The "electricity packing" problem

Question

The question is inspired by this paper. In a distant village, there are $n$ electricity consumers. Consumer $i$ has a power demand of $d_i$ watts. The total electricity supply is $s$ watts. If $s\geq \sum_{i=1}^n d_i$, then all consumers are connected all the time. But if this is not the case, then we would like to find the largest fraction $r\in[0,1]$ such that it is possible to connect all consumers at least $r$ of the time.

Here are some examples for $n=3$ consumers and $s=3$ watts, for different demand vectors:

• $(1,1,1)$: $r=1$. We can connect all consumers in parallel all the time.
• $(2,2,2)$: $r=1/3$. We must connect the consumers in sequence, so the best we can do is connect each consumer one third of the time.
• $(2,2,1)$: $r=1/2$. We can connect the two large consumers in sequence, each of them $1/2$ of the time, and connect the small consumer in parallel to them.
• $(2,1,1)$: $r=2/3$. We can connect the large consumer in time $[0,2/3)$, the second consumer in time $[0,1/3)\cup [2/3,1]$, and the third one in time $[1/3,1]$. Note that in each time the total consumption is at most $3$.

Two somewhat related problems are:

• Bin packing.
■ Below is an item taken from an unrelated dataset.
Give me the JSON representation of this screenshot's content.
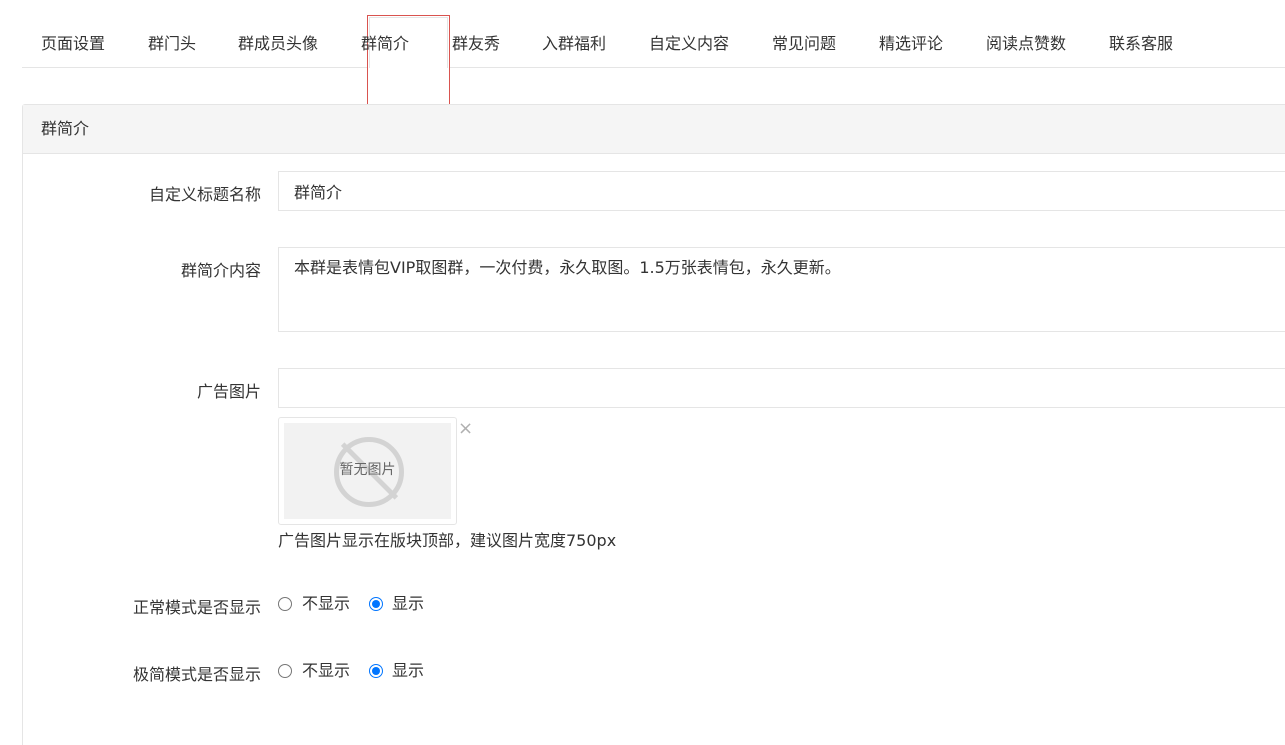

If the demands can be packed into $k$ bins of size $s$, then $r\geq 1/k$. But it is not tight, as shown by the example $(2,1,1)$ above.
• Parallel task scheduling. This problem involves tasks with "length" and "width". The width is analogous to the demand in our problem, and the length is somewhat related to $r$. But I did not find a variant in which this $r$ should be maximized.

Is anything known about this problem?

Answer 1

Here is an elaboration of my comment. From what I can understand, the OPs problem can be cast as the solution of a large implicit linear program. Given the $n$ numbers $d_1,d_2,\ldots,d_n$ let $\mathcal{S}$ denote the set of subsets of $[n]$ such that $S \in \mathcal{S}$ iff $\sum_{i \in S} d_i \le s$. These are the feasible customer sets at any given time. We can normalize time to be one unit. If $S_t \in \mathcal{S}$ is the feasible set served at time $t$ then the total fraction of time that an element $i$ is served is $\int_{0}^1 [i \in S_t] dt$. We want to find $r$ such that $\min_i \int_{0}^1 [i \in S_t] dt \ge r$. We can write this as an LP with variables $x_S, S \in \mathcal{S}$ to denote the total time in $[0,1]$ that $S$ is used for. \begin{eqnarray*} \max r && \\ \sum_{S \in \mathcal{S}} x_S & \le & 1 \\ \sum_{S \ni i} x_S & \ge & r \quad \text{for all $i$}\\ x & \ge 0\end{eqnarray*} & One can write the dual of this LP \begin{eqnarray*} \min \alpha && \\ \sum_{i} \beta_i & \ge & 1 \\ \alpha - \sum_{i \in S} \beta_i & \ge & 0\quad \text{for all $S \in \mathcal{S}$} \\ \alpha, \beta, \ge 0\end{eqnarray*} One can see that the separation oracle for the dual corresponds to the Knapsack problem: given $\beta_i$ values, find the set $S \in \mathcal{S}$ that maximizes $\beta(S)$. Hence, via the FPTAS for Knapsack, one should be able to use Ellipsoid and obtain a $(1-\epsilon)$-approximation to the dual and hence the primal as well.

Now for NP-Hardness. Suppose we have a 2-Partition instance with numbers $d_1,d_2,\ldots, d_n$. Recall that we want to know if there is a partition of the numbers into two sets such that the sum of numbers in each part is exactly $(\sum_i d_i)/2$. We can reduce the 2-Partition problem to the OPs problem by setting $s = (\sum_i d_i)/2$. The claim is that $r=1/2$ is achievable iff the answer to the original 2-Partition problem is YES.